Why should I succeed and others not? Are they failures or is it me? Is there a finger to point? Is there a change that could make it all better in my eyes? I just don't know and it drives me crazy. It prevents me from sleeping and it keeps me locked in a shell I am not sure when I acquired. You could ask some of my closest friends and I can bet most of them couldn't tell you that much about me. That much about my past before they knew me. Isn't that what friends do? Share themselves. I just don't know.
So again. What is the measure of a failure?
The person who gave up on school to work a job to support their family and now has very limited prospects. Are they a failure. The one who got sick or hurt and now can't see a way out of financial ruin. Are they a failure. The vets that come back from War who can't adjust back to civilian life because of a trauma no one can see. Are they a failure.
Kids that grow up with disabilities or the families that give up everything for them. The homeless who have just accepted a lot in life. The person on a bridge looking down at the waters, just wondering if jumping is the right decision or not. Are these all people we would consider a failure?
Or is it everyone else around them. The ones that can see all of this and yet do nothing. The ones that can help but don't. The ones who judge and make fun of them. The ones that don't even acknowledge their existence as if they aren't even people in the first place. Are they the failures?
To me it's the latter paragraph. To me that is where I fit into all of this. To me know I can but simply don't. It eats away at me. It kills me little by little and makes me so numb to the world.
But, why don't I change. why don't I do something. I think and I think and I don't act. I don't know how to act. The problems seem so immense to me that I freeze. Are these even solvable things? I want to believe so bad that they are. Yet, I am so uncertain.
I stopped going to see my brother in the hospital at one point in his life. I wanted to believe it was so when he saw me at home he knew everything was better. I wanted to believe that having him not connect me to that pain. That place was a good thing. Was it? Who knows probably not.
I think deep down the bigger reason is there was just too much pain in that place. Too much death. Too much uncertainty. Too much emotion. I could feel it all every time I walked into a hospital. I still can and I still years after my brother's death avoid them at all cost.
Why then do I write this at all?
Again, I don't know. Putting words on a screen can help I suppose. Putting ideas to emotions to lay out abstract concepts.
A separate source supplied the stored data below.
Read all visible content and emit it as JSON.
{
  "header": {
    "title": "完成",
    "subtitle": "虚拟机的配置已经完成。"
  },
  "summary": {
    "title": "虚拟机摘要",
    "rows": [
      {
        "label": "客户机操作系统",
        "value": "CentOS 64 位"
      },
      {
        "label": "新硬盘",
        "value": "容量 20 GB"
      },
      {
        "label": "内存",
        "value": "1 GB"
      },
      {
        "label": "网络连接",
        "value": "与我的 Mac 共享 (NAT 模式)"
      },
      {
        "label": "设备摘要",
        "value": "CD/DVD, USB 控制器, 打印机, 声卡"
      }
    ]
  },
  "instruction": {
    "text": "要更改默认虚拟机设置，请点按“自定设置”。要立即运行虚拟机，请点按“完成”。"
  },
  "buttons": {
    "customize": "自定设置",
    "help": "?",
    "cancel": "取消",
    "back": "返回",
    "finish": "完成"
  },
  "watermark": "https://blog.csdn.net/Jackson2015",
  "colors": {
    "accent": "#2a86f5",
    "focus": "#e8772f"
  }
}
Though I doubt that is really it.
What is the measure of a failure. How is failure measure. By whom does this get judged. By which metric as a society have marked that line in the sand.
Is it the people who we have forgotten? The people we judge without putting their entire life in context. The people who have money. The people who have power?
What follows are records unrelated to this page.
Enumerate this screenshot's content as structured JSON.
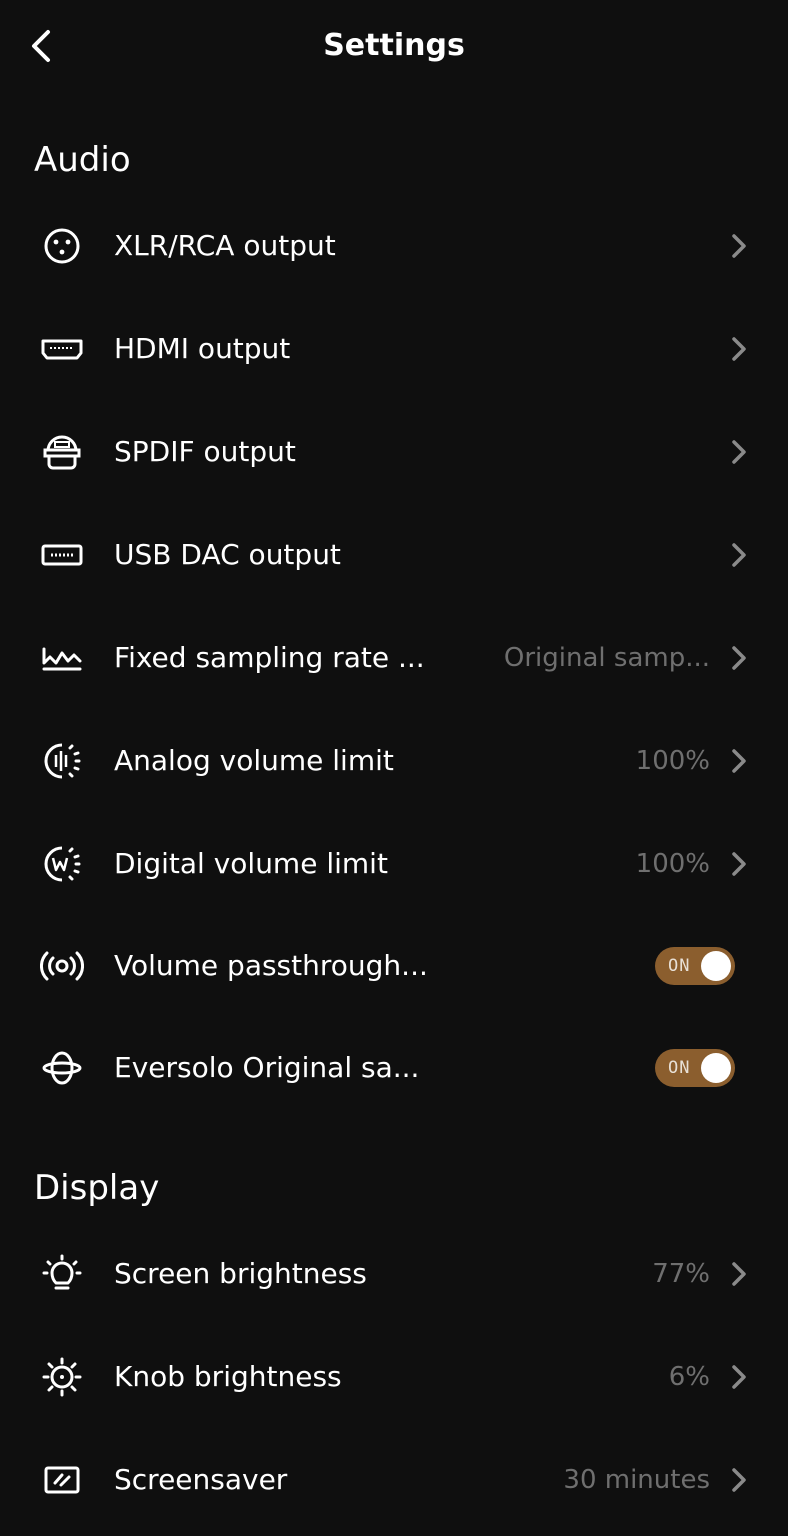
{
  "header": {
    "title": "Settings"
  },
  "sections": [
    {
      "title": "Audio"
    },
    {
      "title": "Display"
    }
  ],
  "audio": {
    "items": [
      {
        "label": "XLR/RCA output",
        "value": "",
        "icon": "xlr-connector-icon"
      },
      {
        "label": "HDMI output",
        "value": "",
        "icon": "hdmi-port-icon"
      },
      {
        "label": "SPDIF output",
        "value": "",
        "icon": "spdif-connector-icon"
      },
      {
        "label": "USB DAC output",
        "value": "",
        "icon": "usb-port-icon"
      },
      {
        "label": "Fixed sampling rate ...",
        "value": "Original samp...",
        "icon": "waveform-icon"
      },
      {
        "label": "Analog volume limit",
        "value": "100%",
        "icon": "analog-volume-icon"
      },
      {
        "label": "Digital volume limit",
        "value": "100%",
        "icon": "digital-volume-icon"
      },
      {
        "label": "Volume passthrough...",
        "toggle": "ON",
        "icon": "broadcast-icon"
      },
      {
        "label": "Eversolo Original sa...",
        "toggle": "ON",
        "icon": "orbit-icon"
      }
    ]
  },
  "display": {
    "items": [
      {
        "label": "Screen brightness",
        "value": "77%",
        "icon": "lightbulb-icon"
      },
      {
        "label": "Knob brightness",
        "value": "6%",
        "icon": "sun-icon"
      },
      {
        "label": "Screensaver",
        "value": "30 minutes",
        "icon": "screensaver-icon"
      }
    ]
  },
  "colors": {
    "background": "#0f0f0f",
    "text": "#ffffff",
    "secondary_text": "#6f6f6f",
    "toggle_on": "#8b5e2e",
    "chevron": "#8a8a8a"
  }
}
Is the measure drawn from what people will do in order to gain that title of success? No matter what it means to them. No matter the cost.
A True idealist is hard to find and realist are blinded by an unmovable attitude. I want to believe in a world that will do right be humans in general. Though human nature seems imply the opposite.
What is the measure of failure?
That statement will continue to haunt me. Not drive me. Not change me. It will continue to haunt me until I change. Change is something that seems so hard, so complex, so unattainable but is probably so easy with the right will.
A will I hope to find. A will I hope the world will also eventually find. A place where Failure and Success are measure by so much more then we are capable now or more are willing to be more capable of.